La Commission est invitée à présenter une stratégie et à établir des normes minimales pour la protection des organisations de la société civile (OSC) dans tous les États membres afin de promouvoir un environnement réglementaire et politique.
Des mécanismes de contrôle efficaces devraient être mis en place pour garantir le respect des droits fondamentaux aux frontières extérieures.
Déplorant les nombreux décès de réfugiés et de migrants en mer qui sont souvent victimes de la traite des êtres humains et doivent faire face à des traitements inhumains et dégradants sans aucune considération pour leur sécurité, la résolution a réitéré l'obligation, en vertu du droit international de la mer, d'aider les personnes en détresse et a appelé d'urgence à des opérations permanentes et coordonnées de recherche et de sauvetage assorties de débarquements rapides, et à ce que les États membres prennent toutes les mesures possibles pour sauver la vie des personnes en danger en mer.
En ce qui concerne l'apatridie, le Parlement a invité la Commission à élaborer une stratégie globale et un plan d'action pour lutter contre l'apatridie dans l'UE. Les États membres devraient identifier, reconnaître et protéger les apatrides de manière appropriée, en tenant compte de leurs vulnérabilités spécifiques.
Égalité et dignité
Déplorant le fait que la proposition de directive horizontale anti-discrimination reste bloquée au Conseil depuis 2008, les députés ont estimé que toute mise à jour de cette proposition par la Commission doit s'appuyer sur la position du Parlement, aborder la discrimination intersectionnelle et interdire explicitement la discrimination fondée sur toute combinaison de motifs énumérés dans la charte.
La Commission est invitée à intégrer la lutte contre le racisme et la discrimination dans toutes les politiques de l'UE.
Le Parlement a fermement condamné le recul rapide des droits des femmes et des LGBTIQ+ dans plusieurs États membres et le refus d'accès à des services d'avortement sûrs et légaux, car il s'agit d'une forme de violence fondée sur le genre.
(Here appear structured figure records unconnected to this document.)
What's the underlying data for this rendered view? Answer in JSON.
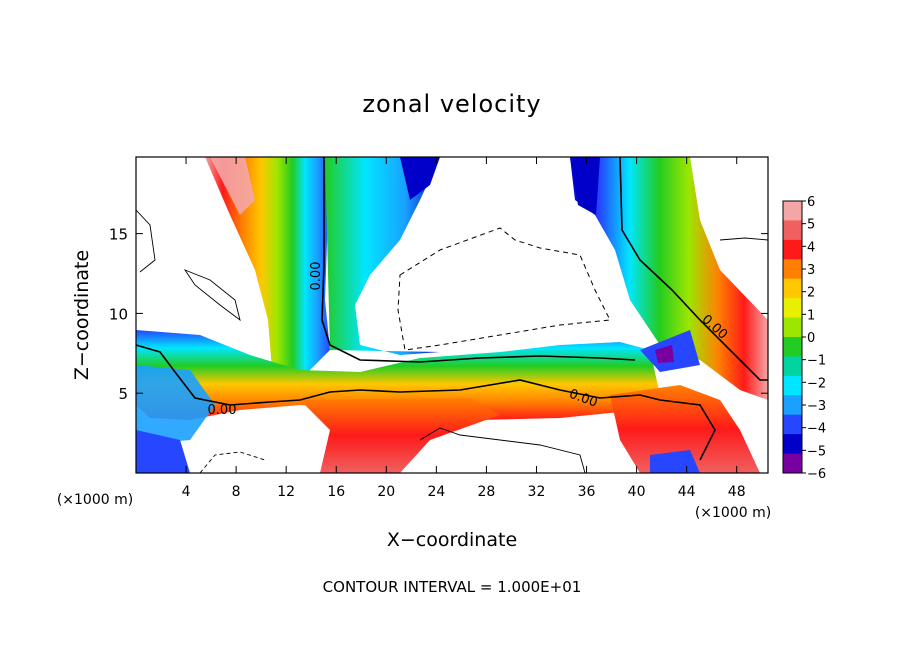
{
  "chart_data": {
    "type": "heatmap",
    "title": "zonal velocity",
    "xlabel": "X−coordinate",
    "ylabel": "Z−coordinate",
    "x_unit_left": "(×1000 m)",
    "x_unit_right": "(×1000 m)",
    "xlim": [
      0,
      50.5
    ],
    "ylim": [
      0,
      19.8
    ],
    "x_ticks": [
      4,
      8,
      12,
      16,
      20,
      24,
      28,
      32,
      36,
      40,
      44,
      48
    ],
    "y_ticks": [
      5,
      10,
      15
    ],
    "colorbar": {
      "ticks": [
        6,
        5,
        4,
        3,
        2,
        1,
        0,
        -1,
        -2,
        -3,
        -4,
        -5,
        -6
      ],
      "tick_labels": [
        "6",
        "5",
        "4",
        "3",
        "2",
        "1",
        "0",
        "−1",
        "−2",
        "−3",
        "−4",
        "−5",
        "−6"
      ],
      "min": -6,
      "max": 6,
      "colors": [
        "#f4a6a6",
        "#f06060",
        "#ff1a1a",
        "#ff8000",
        "#ffc800",
        "#e6f000",
        "#9ce600",
        "#22cc22",
        "#00d4a0",
        "#00e6ff",
        "#1aa0ff",
        "#2646ff",
        "#0000c8",
        "#7800a0"
      ]
    },
    "contour_labels": [
      "0.00",
      "0.00",
      "0.00",
      "0.00"
    ],
    "footer": "CONTOUR INTERVAL = 1.000E+01"
  }
}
La Commission et les États membres sont invités à veiller à ce que des mécanismes de signalement des violences à l'encontre des personnes handicapées, ainsi que des services d'aide aux victimes, soient mis en place et rendus accessibles.
Droits sociaux et économiques
Le Parlement a invité la Commission, le Conseil et les États membres à élaborer des politiques visant à réduire la pauvreté et l'exclusion sociale, en tenant compte d'une approche intersectionnelle et en accordant une attention particulière aux personnes en situation de vulnérabilité.
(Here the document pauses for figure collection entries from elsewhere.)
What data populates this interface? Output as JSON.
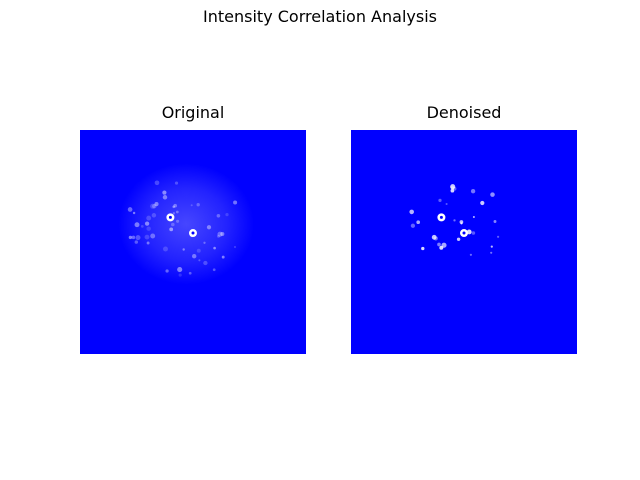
{
  "figure": {
    "title": "Intensity Correlation Analysis"
  },
  "colors": {
    "background": "#0000ff",
    "glow": "#c8c8ff",
    "hotspot": "#ffffff",
    "hotspot_core": "#0000ff"
  },
  "chart_data": [
    {
      "type": "heatmap",
      "title": "Original",
      "axes": "off",
      "hotspots": [
        {
          "x": 0.4,
          "y": 0.39
        },
        {
          "x": 0.5,
          "y": 0.46
        }
      ],
      "glow": {
        "cx": 0.47,
        "cy": 0.42,
        "rx": 0.3,
        "ry": 0.27,
        "intensity": 0.35
      },
      "speckle_count": 55,
      "speckle_spread": 0.26
    },
    {
      "type": "heatmap",
      "title": "Denoised",
      "axes": "off",
      "hotspots": [
        {
          "x": 0.4,
          "y": 0.39
        },
        {
          "x": 0.5,
          "y": 0.46
        }
      ],
      "glow": {
        "cx": 0.47,
        "cy": 0.42,
        "rx": 0.2,
        "ry": 0.18,
        "intensity": 0.0
      },
      "speckle_count": 30,
      "speckle_spread": 0.22
    }
  ]
}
Les États membres sont invités à :
- s'attaquer à la « précarité menstruelle » et à supprimer la TVA sur les produits d'hygiène personnelle;
- augmenter les investissements dans le logement social et abordable afin d'éradiquer la surcharge du coût du logement, en particulier parmi les groupes défavorisés et vulnérables.
Garanties institutionnelles pour les droits fondamentaux
Le Parlement a souligné l'importance de soutenir et de renforcer la coopération entre les institutions de l'UE, les États membres, l'OLAF et le Parquet européen. Il a appelé à instituer lAgence des droits fondamentaux de lUnion européenne (FRA) en tant quautorité indépendante en matière de droits de lhomme.